Братские узы, по-видимому, остаются самой прочной связью: здоровой, допускающей легкую замену и удобной для устройства и упрочивания общинных дел. А самыми слабыми, вероятно, становятся взаимоотношения детей и отцов, не способных ничему научить сыновей и, фактически, переставших быть образцами для подражания. Взамен мальчики стремятся заслужить похвалу от сверстников. В среде девочек почти от всех старинных избежаний отказались или смягчили их до такой степени, когда они оказываются лишь пустым актом уступчивости. Странная смесь уныния, гнева и, опять-таки, стыда и смущения проникла в разрыв этих старинных уважительных отношений. Получение образования и работы – это новые и сильные стремления, однако они, по-видимому, быстро истощаются, так как не могут соединиться с любыми конкретными ролями и функциями. Дети чувствуют то, что старшим хорошо известно, а именно (это мои слова): «Вашингтон», климат и рынок делают любой прогноз невозможным.

В исследовании Мак-Грегора использовалась широкая «батарея» анкет и тестов с целью прийти к формулировке конструкта «личность дакота». По утверждению Мак-Грегора это – сводный портрет, который не изображает «личность какого-то одного ребенка или личности большинства индейских детей; о ней невозможно сказать, что она во всех своих элементах существует у кого-либо из детей, не говоря уже об их большинстве». Я не буду оспаривать или обсуждать методологию данного исследования, а лишь резюмирую некоторые его результаты, проливающие свет на внутреннюю жизнь этих детей.

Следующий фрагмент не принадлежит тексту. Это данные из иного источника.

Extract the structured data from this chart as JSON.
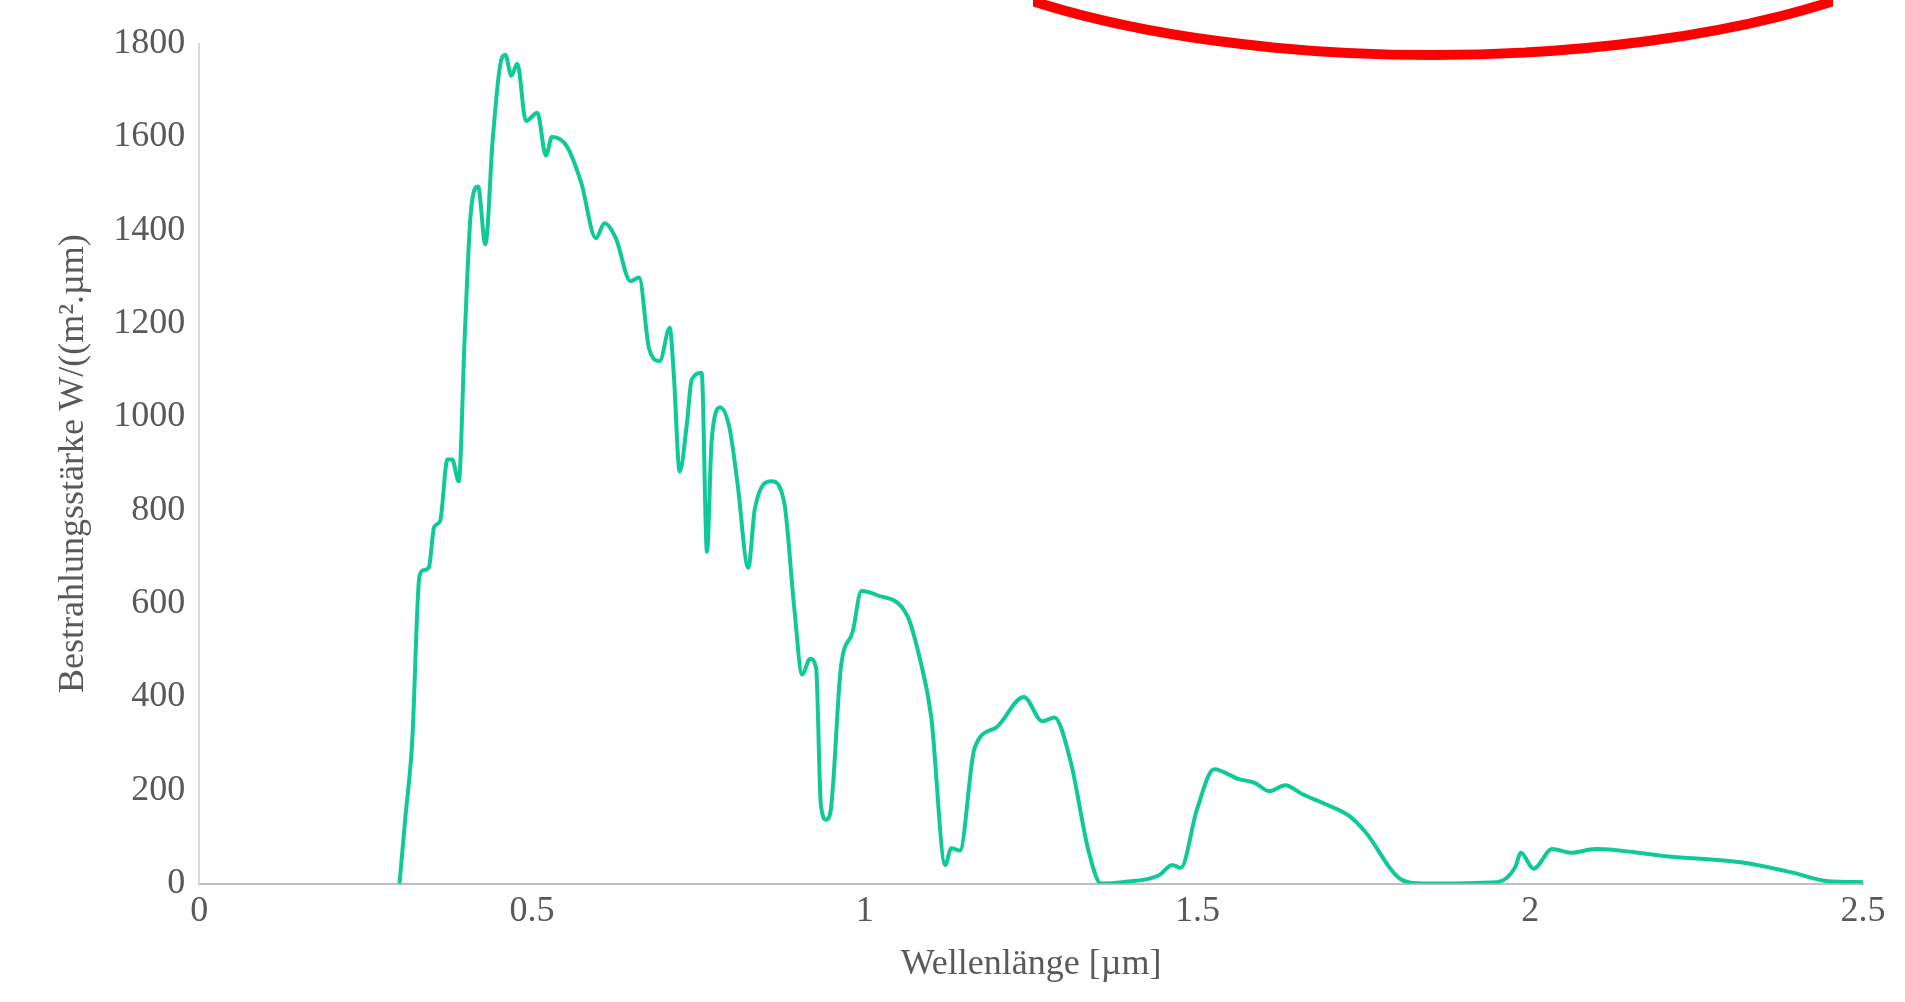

Следует сразу разделаться с одним вопросом, который, я уверен, многие читатели давно хотели бы задать; так вот, интеллект детей дакота немного выше интеллекта белых детей. Однако их здоровье соответствует здоровью непривилегированных белых деревенских детей. Хроническое голодание определенно служит причиной апатии и, в значительной степени, медлительности и отсутствия честолюбивых устремлений; гнетущая тяжесть жизни резервации также вызвана голодом. Хотя группа Мак-Грегора после исчерпывающего изучения проблемы полагает, что общая апатия – настолько же причина, насколько и следствие голода, ибо она обычно служила помехой инициативе и трудолюбию в ситуациях, которые предоставляют возможности улучшить положение.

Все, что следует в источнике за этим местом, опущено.